I must thank Necole Bitchie once again for keeping up with this whole thing.
Katie has impressed the hell out of me with her response! I have got to know more about this woman! Okay; I'll do the digging and report back.
Tuesday, May 19, 2009
Julie Henderson Lashes Out At Black Women











Julie Henderson is a model and new girlfriend to Russell Simmons. Julie, as a White woman, has apparently been getting flack for dating a Black man. Here's what she had to say at Global Grind.
Julie's own words:
"I have been spending "special time" with Russell for about 4 months and in that time I have learned some subtle things about some in the black community that have surprised me. I must say that while it has been a bit of a challenge for me, it has also been a wonderful learning experience. I realize that in this day of Obama and change that there is still a tremendous amount of poverty, suffering and pain in the black community, and for that I am deeply sorry. But, I have to say the angry responses to those realities are sometimes misdirected....Just for the record, I am nobody’s white b*tch, gold digger or fame chaser. Nor am I any of the other mean things I have been called lately. I don't need anything from anybody, I come from a good family and I'm a young independent "successful" model making my way in NYC. (If you don't believe me google me or go to juliehenderson.net).
Finally, I just wanna say that Russell has been a great "special" friend and I'm sure as sh*t not giving him up cause some in America object to our friendship. I wanna close by saying, what Russell always says, Namaste. (That means the goddess in me recognizes the goddess in you)....Or, b*tch get your own man.
Love,
Julie"
This posting by Julie, elicited a response by Necole Bitchie, who is a Blogger on mostly ethnic celebrities. Here's Necole's response to Julie.


Necole's own words:
" Dear Julie,
As a woman of color who has come from the “Black Community” one that you say is “plagued with pain, suffering and poverty”, we grew up hearing those very words from our own people “black b*tch, gold digger, fame chaser”. Oh, and must I not forget the most disrespectful of them all “b*tch s*ck my d*ck”!

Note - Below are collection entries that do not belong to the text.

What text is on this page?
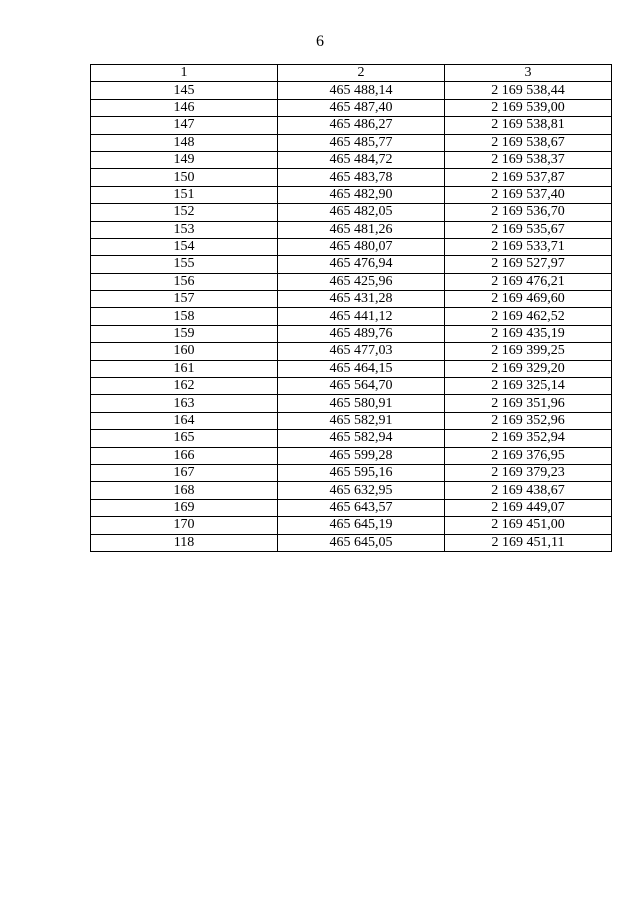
6
1	2	3
145	465 488,14	2 169 538,44
146	465 487,40	2 169 539,00
147	465 486,27	2 169 538,81
148	465 485,77	2 169 538,67
149	465 484,72	2 169 538,37
150	465 483,78	2 169 537,87
151	465 482,90	2 169 537,40
152	465 482,05	2 169 536,70
153	465 481,26	2 169 535,67
154	465 480,07	2 169 533,71
155	465 476,94	2 169 527,97
156	465 425,96	2 169 476,21
157	465 431,28	2 169 469,60
158	465 441,12	2 169 462,52
159	465 489,76	2 169 435,19
160	465 477,03	2 169 399,25
161	465 464,15	2 169 329,20
162	465 564,70	2 169 325,14
163	465 580,91	2 169 351,96
164	465 582,91	2 169 352,96
165	465 582,94	2 169 352,94
166	465 599,28	2 169 376,95
167	465 595,16	2 169 379,23
168	465 632,95	2 169 438,67
169	465 643,57	2 169 449,07
170	465 645,19	2 169 451,00
118	465 645,05	2 169 451,11
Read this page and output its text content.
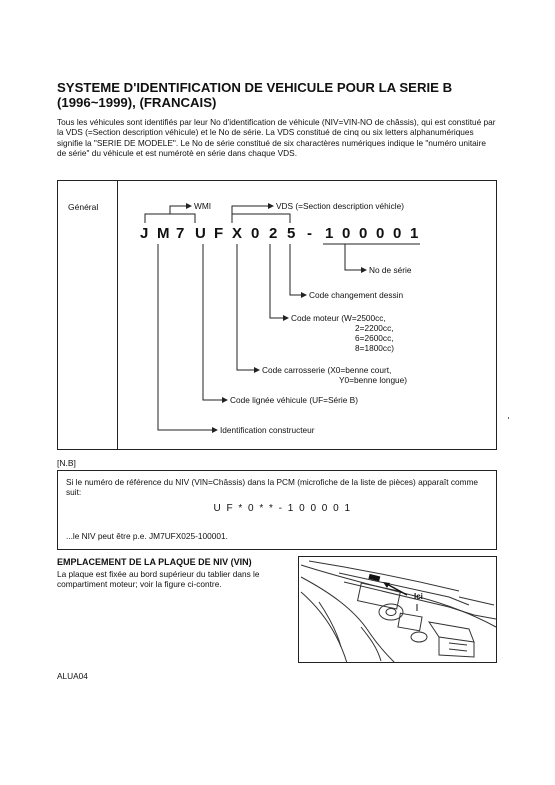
SYSTEME D'IDENTIFICATION DE VEHICULE POUR LA SERIE B (1996~1999), (FRANCAIS)

Tous les véhicules sont identifiés par leur No d'identification de véhicule (NIV=VIN-NO de châssis), qui est constitué par la VDS (=Section description véhicule) et le No de série. La VDS constitué de cinq ou six letters alphanumériques signifie la "SERIE DE MODELE". Le No de série constitué de six charactères numériques indique le "numéro unitaire de série" du véhicule et est numérotè en série dans chaque VDS.

Général
J M 7 U F X 0 2 5 - 1 0 0 0 0 1
WMI	VDS (=Section description véhicle)
No de série
Code changement dessin
Code moteur (W=2500cc,
2=2200cc,
6=2600cc,
8=1800cc)
Code carrosserie (X0=benne court,
Y0=benne longue)
Code lignée véhicule (UF=Série B)
Identification constructeur
[N.B]

Si le numéro de référence du NIV (VIN=Châssis) dans la PCM (microfiche de la liste de pièces) apparaît comme suit:

U F * 0 * * - 1 0 0 0 0 1
...le NIV peut être p.e. JM7UFX025-100001.
EMPLACEMENT DE LA PLAQUE DE NIV (VIN)

La plaque est fixée au bord supérieur du tablier dans le compartiment moteur; voir la figure ci-contre.

Ici
ALUA04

I hate to tell you this, but you are not singled out because you just happened to be a “white woman” dating a “black man”. This is just our reality. I am glad that you are now more aware of what we as black women have been subjected to in our own community for the majority of our lives. And you wonder why we are so “Angry”…
Welcome to my world!
Love Necole"
My Thoughts:
It really boggles my mind how a person (Julie Henderson) so out-of-touch with the Black mind set and be dating a Black man. Even if she didn't understand anything about Black people prior to dating a Black man, it would seem that she would have tried to understand once she decided to date one. If I chose to date a woman from Spain, I'm going to try and understand something about Spanish culture. It should come as no surprise to her that women of a culture that are losing their men for many reasons, have an issue with a woman who is not one of them, laying claim to one of the most success Black men around. What really disturbed me was the fact that she lashed back. WTF! You have gotten the man so why fan the flames? Let these people vent and they'll get over it.
I am a subscriber to Necole's blog because there aren't a lot of celebrity bloggers who do a good job of keeping up with ethnic celebrities like she does but I think she went for the bait on this one. The fact is that if Julie were not White, no one would be saying negative things about her relationship with Russell. No one should be surprised by Russell dating a White woman as he has always demonstrated a deliberate interest in women of all colors. Kimora Lee, his former wife, is a mixed woman. One very telling thing about this whole incident is that people still have no interest in empathizing with the historic suffering of African Americans. The fact that anyone in 2009 can be so oblivious to the condition of such a large portion of this society, says to me that this society is still not making enough deliberate effort to educate non-Blacks about the history of these people.